Hogan didn’t like the idea of helping Ben,
because he knew the battles it would bring—but he wasn’t letting
the land go. All those years ago, when Dinah moved out, Hogan had
managed accounts Ben forgot to pay.

At fourteen, Hogan already knew how to
bargain for credit, and how to make payments. Ben had cursed and
fought the credit idea, nursing his pride. But he knew cattle and
the land, and with Hogan working beside him, the ranch had stood
firm.

At fifteen, Hogan was winning track medals,
making straight “A’s” and working past midnight on Kodiak accounts.
Sometime in those hours, he had worked on the ranch beside Ben.
Hogan wondered if Ben would ever forgive him; the son taking
matters into his hands, saving the ranch from the auction
block.

Ben had resented Hogan’s strength.
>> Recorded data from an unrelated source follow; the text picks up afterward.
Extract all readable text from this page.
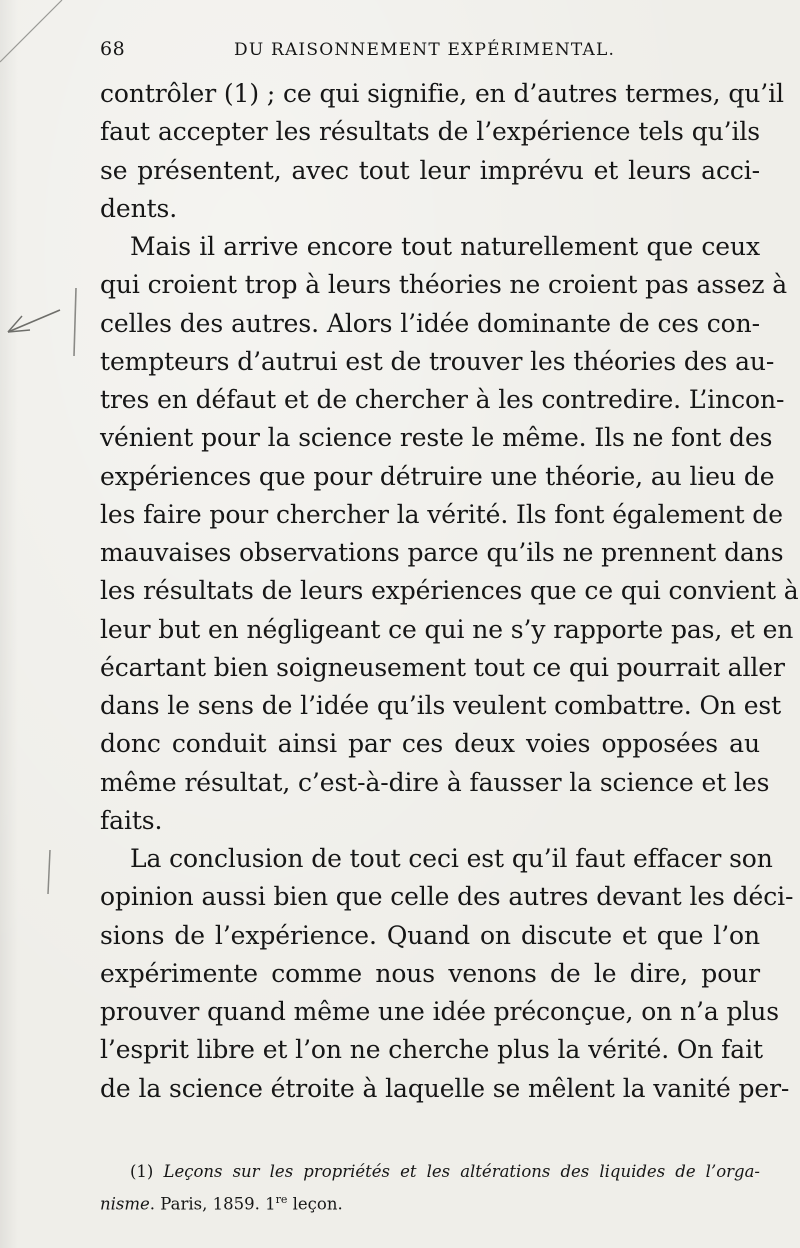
68	DU RAISONNEMENT EXPÉRIMENTAL.
contrôler (1) ; ce qui signifie, en d’autres termes, qu’il
faut accepter les résultats de l’expérience tels qu’ils
se présentent, avec tout leur imprévu et leurs acci-
dents.
Mais il arrive encore tout naturellement que ceux
qui croient trop à leurs théories ne croient pas assez à
celles des autres. Alors l’idée dominante de ces con-
tempteurs d’autrui est de trouver les théories des au-
tres en défaut et de chercher à les contredire. L’incon-
vénient pour la science reste le même. Ils ne font des
expériences que pour détruire une théorie, au lieu de
les faire pour chercher la vérité. Ils font également de
mauvaises observations parce qu’ils ne prennent dans
les résultats de leurs expériences que ce qui convient à
leur but en négligeant ce qui ne s’y rapporte pas, et en
écartant bien soigneusement tout ce qui pourrait aller
dans le sens de l’idée qu’ils veulent combattre. On est
donc conduit ainsi par ces deux voies opposées au
même résultat, c’est-à-dire à fausser la science et les
faits.
La conclusion de tout ceci est qu’il faut effacer son
opinion aussi bien que celle des autres devant les déci-
sions de l’expérience. Quand on discute et que l’on
expérimente comme nous venons de le dire, pour
prouver quand même une idée préconçue, on n’a plus
l’esprit libre et l’on ne cherche plus la vérité. On fait
de la science étroite à laquelle se mêlent la vanité per-
(1) Leçons sur les propriétés et les altérations des liquides de l’orga-
nisme. Paris, 1859. 1re leçon.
Ben had
never once said, “I’m proud of you.” But there was admiration and
pride in just one flash of those hard blue eyes.

It wasn’t Ben Kodiak’s way to show emotion,
or give compliments, or tenderness for that matter, and Hogan
hadn’t expected hugs.

“Cow piles,” Mitch said flatly. “I’ve always
hated ‘em. Give me a city street any day.”

“Tractors at dawn.” Aaron groaned the words.
“Physical ranch work, not a nice sweet office and an accommodating
staff. How I love to walk into the office and have some pretty
young thing hand me a cup of coffee and a smile. I like to smell
their hair in the morning, just after they’ve washed it. Starts my
day off right. Barn manure doesn’t have the same appeal.”

“I’m betting on that ladies’ man-charm, bro,”
Mitch said. “Old Snake did a good job training you.”

Hogan couldn’t resist riffling Aaron and
Mitch’s smooth waters. “She’ll want to learn how to shoot, if she
doesn’t know already.”

Mitch sat up, instantly wary. “Carley and
Dinah can knock the eye out of a fly.”

“Damn. He means Jemma,” Aaron muttered in a
doomed tone and sank lower into the cushions. “We’ll all be
dead.”

“Shot in the butt, or hooked in the butt.
Gentlemen, which do you prefer?” Mitch offered dramatically.

Hogan stared off into the night and thought
about Carley’s stalker. He was out there now, and he’d waited,
practicing on those three women. A hunter who had waited, he wasn’t
going away. “He’ll come, and we’ll be waiting.”